THE BOARD OF DIRECTORS OF GMS HAS UNANIMOUSLY RECOMMENDED THAT GMS STOCKHOLDERS TENDER ALL OF THEIR SHARES TO PURCHASER PURSUANT TO THE OFFER.
We or our nominees are the holder of record of Shares held for your account. A tender of such Shares can be made only by us as the holder of record and pursuant to your instructions. The Letter of Transmittal accompanying this letter is furnished to you for your information only and cannot be used by you to tender Shares held by us for your account.
We request instructions as to whether you wish us to tender any or all of the Shares held by us for your account, upon the terms and subject to the conditions set forth in the enclosed Offer to Purchase and the Letter of Transmittal.
Please note carefully the following:
1.
The offer price for the Offer is $110.00 per Share in cash, without interest and subject to any required withholding of taxes.
2.
The Offer is being made for all outstanding Shares.
3.
The Offer is being made in connection with the Agreement and Plan of Merger, dated as of June 29, 2025 (which, together with any amendments or supplements thereto, we refer to as the “Merger Agreement”), by and among GMS, The Home Depot, and Purchaser, pursuant to which, after the consummation of the Offer and, subject to the satisfaction or waiver of certain conditions, on the date thereof, and in no event later than the business day on which such conditions are satisfied or waived, unless otherwise agreed in writing between The Home Depot and GMS, Purchaser will be merged with and into GMS without a vote of the stockholders of GMS in accordance with Section 251(h) of the General Corporation Law of the State of Delaware, with GMS continuing as the surviving corporation and thereby becoming an indirect, wholly owned subsidiary of The Home Depot.

4.
The Board of Directors of GMS has unanimously (i) determined that the Merger Agreement and the transactions contemplated thereby, including the Offer and the Merger, are fair to and in the best interests of GMS and its stockholders, (ii) declared it advisable for GMS to enter into the Merger Agreement, (iii) authorized and approved the Merger Agreement, the execution, delivery and performance by GMS of the Merger Agreement and the consummation of the transactions contemplated thereby, including the Offer and the Merger, and (iv) resolved to recommend that the stockholders of GMS accept the Offer and tender their Shares to Purchaser pursuant to the Offer.
5.
The Offer and withdrawal rights will expire at one minute after 11:59 p.m., Eastern Time, on Friday, August 8, 2025, unless the Offer is extended by Purchaser or earlier terminated. Previously tendered Shares may be withdrawn at any time until the Offer has expired, and if not previously accepted for payment at any time, after September 12, 2025, pursuant to SEC (as defined in the Offer to Purchase) regulations or earlier terminated in accordance with its terms or the terms of the Merger Agreement.
6.
The Offer is not subject to any financing condition. The Offer is subject to the conditions described in Section 15 of the Offer to Purchase (the “Offer Conditions”). Among the Offer Conditions are the Merger Agreement not having been terminated in accordance with its terms and the Minimum Condition, the Antitrust Law Condition and the Governmental Authority Condition (each as defined in the Offer to Purchase).
7.
Tendering stockholders who are record owners of their Shares and who tender directly to Broadridge Corporate Issuer Solutions, LLC will not be obligated to pay brokerage fees, commissions or similar expenses or, except as otherwise provided in Instruction 6 of the Letter of Transmittal, stock transfer taxes with respect to the purchase of Shares by Purchaser pursuant to the Offer.

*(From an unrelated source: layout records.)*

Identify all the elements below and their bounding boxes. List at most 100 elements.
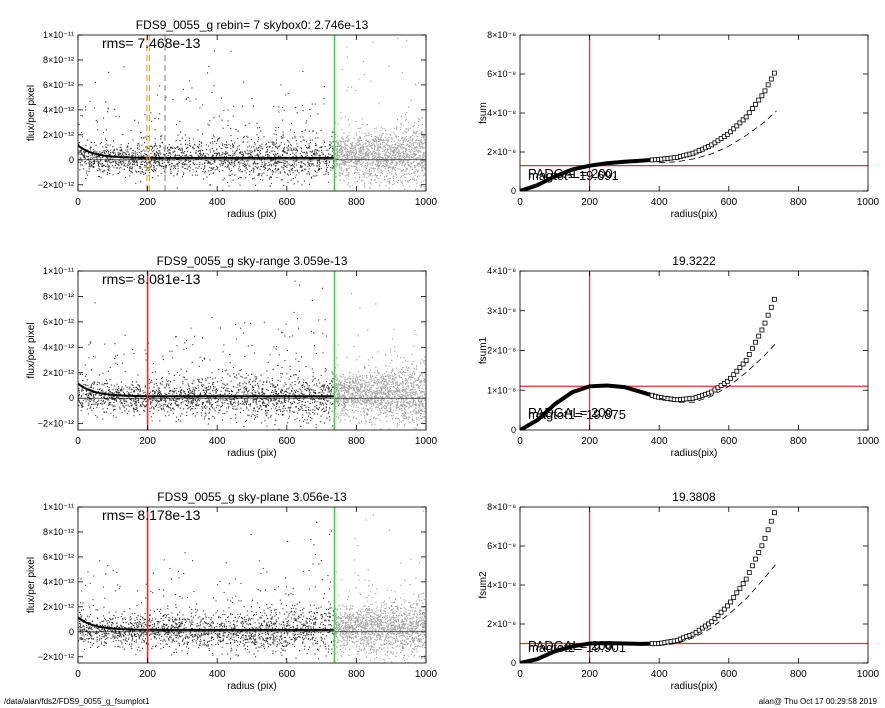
scatter-point <box>81 115 83 117</box>
scatter-point <box>148 172 150 174</box>
scatter-point <box>118 165 120 167</box>
scatter-point <box>241 105 243 107</box>
scatter-point <box>182 161 184 163</box>
band-point <box>343 164 345 166</box>
band-point <box>343 164 345 166</box>
scatter-point <box>183 173 185 175</box>
scatter-point <box>84 150 86 152</box>
scatter-point <box>185 168 187 170</box>
scatter-point <box>413 367 415 369</box>
scatter-point <box>109 152 111 154</box>
scatter-point <box>390 166 392 168</box>
scatter-point <box>165 393 167 395</box>
scatter-point <box>300 147 302 149</box>
band-point <box>340 160 342 162</box>
scatter-point <box>143 149 145 151</box>
scatter-point <box>326 400 328 402</box>
band-point <box>340 147 342 149</box>
band-point <box>383 139 385 141</box>
scatter-point <box>265 406 267 408</box>
scatter-point <box>225 152 227 154</box>
scatter-point <box>400 124 402 126</box>
scatter-point <box>271 391 273 393</box>
scatter-point <box>260 147 262 149</box>
scatter-point <box>176 146 178 148</box>
scatter-point <box>314 152 316 154</box>
band-point <box>379 145 381 147</box>
scatter-point <box>163 147 165 149</box>
scatter-point <box>151 120 153 122</box>
band-point <box>337 156 339 158</box>
scatter-point <box>153 145 155 147</box>
scatter-point <box>404 390 406 392</box>
scatter-point <box>167 162 169 164</box>
scatter-point <box>227 125 229 127</box>
scatter-point <box>282 407 284 409</box>
scatter-point <box>338 172 340 174</box>
scatter-point <box>123 164 125 166</box>
curve-marker <box>728 129 733 135</box>
scatter-point <box>344 405 346 407</box>
scatter-point <box>87 152 89 154</box>
scatter-point <box>378 167 380 169</box>
band-point <box>405 156 407 158</box>
scatter-point <box>155 156 157 158</box>
scatter-point <box>323 141 325 143</box>
scatter-point <box>199 398 201 400</box>
scatter-point <box>280 389 282 391</box>
scatter-point <box>165 167 167 169</box>
scatter-point <box>259 400 261 402</box>
scatter-point <box>226 152 228 154</box>
scatter-point <box>147 162 149 164</box>
scatter-point <box>97 160 99 162</box>
scatter-point <box>273 346 275 348</box>
scatter-point <box>288 387 290 389</box>
scatter-point <box>236 408 238 410</box>
band-point <box>424 139 426 141</box>
scatter-point <box>308 130 310 132</box>
scatter-point <box>290 403 292 405</box>
scatter-point <box>140 167 142 169</box>
scatter-point <box>134 154 136 156</box>
band-point <box>407 156 409 158</box>
scatter-point <box>270 158 272 160</box>
scatter-point <box>397 390 399 392</box>
scatter-point <box>119 408 121 410</box>
scatter-point <box>108 166 110 168</box>
scatter-point <box>250 152 252 154</box>
scatter-point <box>214 140 216 142</box>
scatter-point <box>365 392 367 394</box>
band-point <box>378 147 380 149</box>
scatter-point <box>377 161 379 163</box>
scatter-point <box>320 168 322 170</box>
scatter-point <box>408 416 410 418</box>
scatter-point <box>200 145 202 147</box>
scatter-point <box>285 383 287 385</box>
scatter-point <box>344 396 346 398</box>
scatter-point <box>194 398 196 400</box>
scatter-point <box>175 155 177 157</box>
band-point <box>342 146 344 148</box>
scatter-point <box>383 162 385 164</box>
scatter-point <box>115 167 117 169</box>
band-point <box>370 145 372 147</box>
scatter-point <box>301 385 303 387</box>
band-point <box>410 146 412 148</box>
band-point <box>399 168 401 170</box>
band-point <box>385 151 387 153</box>
band-point <box>355 149 357 151</box>
scatter-point <box>351 143 353 145</box>
scatter-point <box>242 387 244 389</box>
band-point <box>368 132 370 134</box>
scatter-point <box>121 154 123 156</box>
scatter-point <box>351 393 353 395</box>
band-point <box>394 168 396 170</box>
scatter-point <box>332 165 334 167</box>
scatter-point <box>322 332 324 334</box>
scatter-point <box>369 174 371 176</box>
scatter-point <box>127 143 129 145</box>
scatter-point <box>223 177 225 179</box>
band-point <box>400 115 402 117</box>
scatter-point <box>284 143 286 145</box>
scatter-point <box>133 161 135 163</box>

If you wish to have us tender any or all of your Shares, then please so instruct us by completing, executing, detaching and returning to us the Instruction Form on the detachable part hereof. An envelope to return your instructions to us is enclosed. If you authorize tender of your Shares, then all such Shares will be tendered unless otherwise specified on the Instruction Form.

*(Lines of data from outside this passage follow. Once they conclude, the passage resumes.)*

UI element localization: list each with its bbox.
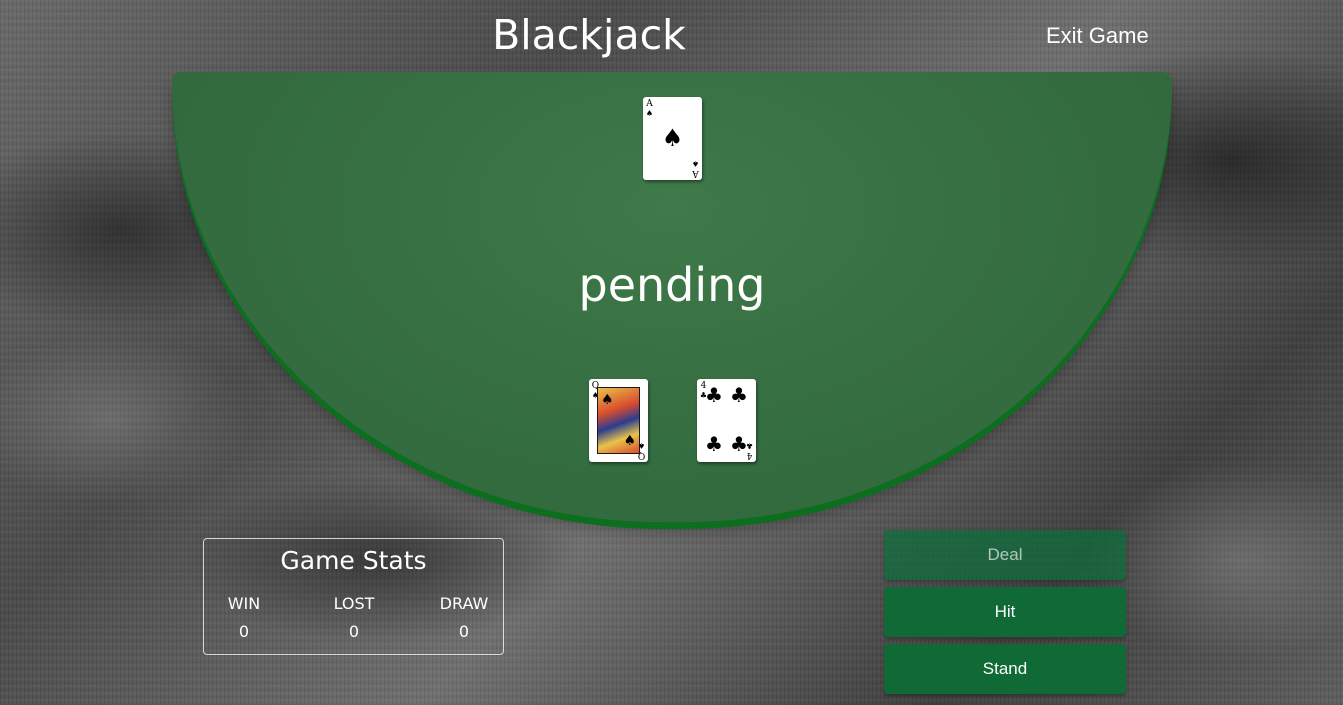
card-rank: A [692,168,699,178]
spade-icon: ♠ [591,391,600,400]
card-corner-bottom: Q ♠ [637,441,646,460]
stat-draw: DRAW 0 [424,594,504,642]
deal-button[interactable]: Deal [884,530,1126,580]
stat-win: WIN 0 [204,594,284,642]
spade-icon: ♠ [623,433,636,449]
card-corner-bottom: 4 ♣ [745,441,754,460]
spade-icon: ♠ [645,109,654,118]
game-title: Blackjack [492,11,686,59]
club-icon: ♣ [699,391,708,400]
stat-draw-value: 0 [458,622,470,641]
stand-button[interactable]: Stand [884,644,1126,694]
card-rank: 4 [700,381,707,391]
spade-icon: ♠ [601,392,614,408]
game-status: pending [578,258,766,312]
player-card-four-of-clubs: 4 ♣ ♣ ♣ ♣ ♣ 4 ♣ [697,379,756,462]
stat-lost-label: LOST [333,594,375,613]
stat-draw-label: DRAW [439,594,489,613]
card-rank: Q [591,381,600,391]
hit-button[interactable]: Hit [884,587,1126,637]
club-icon: ♣ [730,432,748,456]
card-corner-top: 4 ♣ [699,381,708,401]
stat-win-value: 0 [238,622,250,641]
exit-game-link[interactable]: Exit Game [1046,23,1149,48]
player-card-queen-of-spades: Q ♠ ♠ ♠ Q ♠ [589,379,648,462]
game-stats-panel: Game Stats WIN 0 LOST 0 DRAW 0 [203,538,504,655]
stat-win-label: WIN [227,594,261,613]
card-corner-top: A ♠ [645,99,654,119]
dealer-card-ace-of-spades: A ♠ ♠ A ♠ [643,97,702,180]
spade-icon: ♠ [691,159,700,168]
card-rank: A [646,99,653,109]
club-icon: ♣ [730,383,748,407]
spade-icon: ♠ [661,124,684,152]
card-corner-top: Q ♠ [591,381,600,401]
queen-face-art-icon: ♠ ♠ [597,387,640,454]
stat-lost: LOST 0 [314,594,394,642]
stat-lost-value: 0 [348,622,360,641]
card-rank: 4 [746,450,753,460]
card-rank: Q [637,450,646,460]
club-icon: ♣ [705,432,723,456]
game-stats-title: Game Stats [280,546,427,575]
spade-icon: ♠ [637,441,646,450]
club-icon: ♣ [745,441,754,450]
card-corner-bottom: A ♠ [691,159,700,178]
club-icon: ♣ [705,383,723,407]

Your prompt action is requested. Your Instruction Form should be forwarded to us in ample time to permit us to submit the tender on your behalf before the Expiration Time.
The Offer is not being made to (nor will tenders be accepted from or on behalf of) holders of Shares in any jurisdiction in which the making of the Offer or acceptance thereof would not be in compliance with the securities, “blue sky” or other laws of such jurisdiction. In those jurisdictions where applicable laws require the Offer to be made by a licensed broker or dealer, the Offer shall be deemed to be made on behalf of Purchaser by one or more registered brokers or dealers licensed under the laws of such jurisdiction to be designated by Purchaser.

INSTRUCTION FORM
With Respect to the Offer to Purchase for Cash
All Outstanding Shares of Common Stock
of
GMS INC.
a Delaware corporation
at
$110.00 PER SHARE
Pursuant to the Offer to Purchase dated July 14, 2025
by
GOLD ACQUISITION SUB, INC.
an indirect, wholly owned subsidiary of
THE HOME DEPOT, INC.
The undersigned acknowledge(s) receipt of your letter and the enclosed Offer to Purchase, dated July 14, 2025 (which we refer to as the “Offer to Purchase”), and the related Letter of Transmittal (which we refer to as the “Letter of Transmittal” and which, together with the Offer to Purchase, as each may be amended or supplemented from time to time, constitutes, and we refer to as, the “Offer”), in connection with the offer by Gold Acquisition Sub, Inc., a Delaware corporation (which we refer to as “Purchaser”) and an indirect, wholly owned subsidiary of The Home Depot, Inc., a Delaware corporation, to purchase, subject to certain conditions, including the satisfaction of the Minimum Condition, as defined in the Offer to Purchase, any and all of the outstanding shares of common stock, par value $0.01 per share (which we refer to as the “Shares”), of GMS Inc., a Delaware corporation, at a price of $110.00 per Share in cash, without interest and subject to any required withholding of taxes, upon the terms and subject to the conditions of the Offer.
The undersigned hereby instruct(s) you to tender to Purchaser the number of Shares indicated below or, if no number is indicated, all Shares held by you for the account of the undersigned, upon the terms and subject to the conditions set forth in the Offer. The undersigned understands and acknowledges that all questions as to validity, form and eligibility of the surrender of any Shares tendered on my behalf will be determined by Purchaser in its sole discretion and such determination shall be final and binding, although the foregoing does not foreclose the undersigned from challenging such determination in a court of competent jurisdiction.
ACCOUNT NUMBER:
 
 
NUMBER OF SHARES BEING TENDERED
HEREBY:            SHARES*
The method of delivery of this document is at the election and risk of the tendering stockholder. If delivery is by mail, then registered mail with return receipt requested, properly insured, is recommended. In all cases, sufficient time should be allowed to ensure timely delivery prior to the Expiration Date (as defined in the Offer to Purchase).
Dated:
 
 
 
 
Signature(s)
 
 
Please Print Name(s)
Address:
 
 
(Include Zip Code)
Area code and Telephone no.
 
 
Tax Identification or Social Security No.
 
 
*
Unless otherwise indicated, it will be assumed that all Shares held by us for your account are to be tendered.